Die Mädchen der Familie führten in ihren traumhaften Gewändern traditionelle Tänze zu Ehren der Göttin auf, in die wir Frauen dann später mit einstimmten. Auch wenn die Riten zu solch Feierlichkeiten recht streng geregelt sind, so ist deren Ausführung von einer wunderbaren Unkompliziertheit und Spontanität geprägt, die ich jedes Mal unendlich genieße.

Zu späterer Stunde fanden wir uns alle auf dem Dachgarten des Hauses ein, wo dann –zumindest für mich- das Unheil seinen Lauf nahm. Sabir und Anup brachten ihre Gitarren mit, Keshab drehte einen Joint nach dem anderen, Subash und Laxman hatten in der Küche leckere Snacks für uns vorbereitet, Wasser, Rum und Wodka standen bereit… Ja, so wird hier gefeiert!

Wenn man im November, spät abends auf dem Dach feiert, muss man schon dafür sorgen, dass man sich warmhält. Im dünnen Sari war Wärme von außen eher nicht zu erwarten, also rieten mir die Jungs, mich von innen zu wärmen. Man machte mir das Rumtrinken mit gesunden Zutaten wie Honig und Limone schmackhaft. Und für gesunde Ernährung bin ich immer offen!

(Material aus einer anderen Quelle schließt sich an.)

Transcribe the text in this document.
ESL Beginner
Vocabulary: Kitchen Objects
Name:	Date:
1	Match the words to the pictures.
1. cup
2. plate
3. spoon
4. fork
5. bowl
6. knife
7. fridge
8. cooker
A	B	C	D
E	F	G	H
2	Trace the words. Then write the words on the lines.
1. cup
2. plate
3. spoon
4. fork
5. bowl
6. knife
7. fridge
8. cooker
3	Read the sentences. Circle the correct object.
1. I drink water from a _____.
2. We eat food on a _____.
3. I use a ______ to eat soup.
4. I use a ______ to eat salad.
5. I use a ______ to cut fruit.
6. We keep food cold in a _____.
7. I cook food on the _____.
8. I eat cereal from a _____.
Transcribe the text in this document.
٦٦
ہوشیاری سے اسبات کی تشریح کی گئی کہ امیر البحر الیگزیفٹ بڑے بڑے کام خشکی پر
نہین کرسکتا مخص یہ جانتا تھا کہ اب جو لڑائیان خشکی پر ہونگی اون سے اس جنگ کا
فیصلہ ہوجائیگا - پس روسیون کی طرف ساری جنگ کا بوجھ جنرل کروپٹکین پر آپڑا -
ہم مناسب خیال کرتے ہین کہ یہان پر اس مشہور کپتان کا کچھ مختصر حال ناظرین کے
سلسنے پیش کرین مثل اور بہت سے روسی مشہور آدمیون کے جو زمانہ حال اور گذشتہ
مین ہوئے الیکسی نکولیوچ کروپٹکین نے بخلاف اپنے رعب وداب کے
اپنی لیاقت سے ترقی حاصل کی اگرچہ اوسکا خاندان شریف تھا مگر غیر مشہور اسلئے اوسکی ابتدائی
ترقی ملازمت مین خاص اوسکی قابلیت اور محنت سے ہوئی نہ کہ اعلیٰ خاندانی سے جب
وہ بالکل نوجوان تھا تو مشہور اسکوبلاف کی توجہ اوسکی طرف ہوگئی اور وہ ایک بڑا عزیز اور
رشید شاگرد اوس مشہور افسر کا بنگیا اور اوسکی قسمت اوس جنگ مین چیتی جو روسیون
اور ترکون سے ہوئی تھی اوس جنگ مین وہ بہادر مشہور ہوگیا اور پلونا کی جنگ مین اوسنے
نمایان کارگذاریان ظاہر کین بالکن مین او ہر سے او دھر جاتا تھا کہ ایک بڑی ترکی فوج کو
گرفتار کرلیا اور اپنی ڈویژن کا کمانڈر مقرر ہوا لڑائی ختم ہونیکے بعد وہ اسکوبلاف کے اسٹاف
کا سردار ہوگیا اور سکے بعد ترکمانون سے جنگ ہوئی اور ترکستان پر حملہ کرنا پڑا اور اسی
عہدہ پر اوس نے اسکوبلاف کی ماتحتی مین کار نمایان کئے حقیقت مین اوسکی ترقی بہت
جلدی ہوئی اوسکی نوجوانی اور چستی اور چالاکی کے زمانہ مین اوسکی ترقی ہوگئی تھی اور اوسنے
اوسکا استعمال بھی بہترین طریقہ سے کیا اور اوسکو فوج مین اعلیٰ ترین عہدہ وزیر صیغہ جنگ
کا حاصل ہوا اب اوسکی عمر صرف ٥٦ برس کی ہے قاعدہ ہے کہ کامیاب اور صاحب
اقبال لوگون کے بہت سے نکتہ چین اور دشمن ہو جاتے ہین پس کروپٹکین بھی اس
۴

Meine Reiseberichte sind stets von schonungsloser Ehrlichkeit geprägt. Deshalb will ich euch auch nicht verschweigen, dass bei mir nach zwei Stunden die Lichter ausgingen und ich nur durch ‚externe‘ Hilfe den Wegs ins Zimmer rein und aus dem Sari raus gefunden habe. Mehr möchte ich dazu nicht sagen.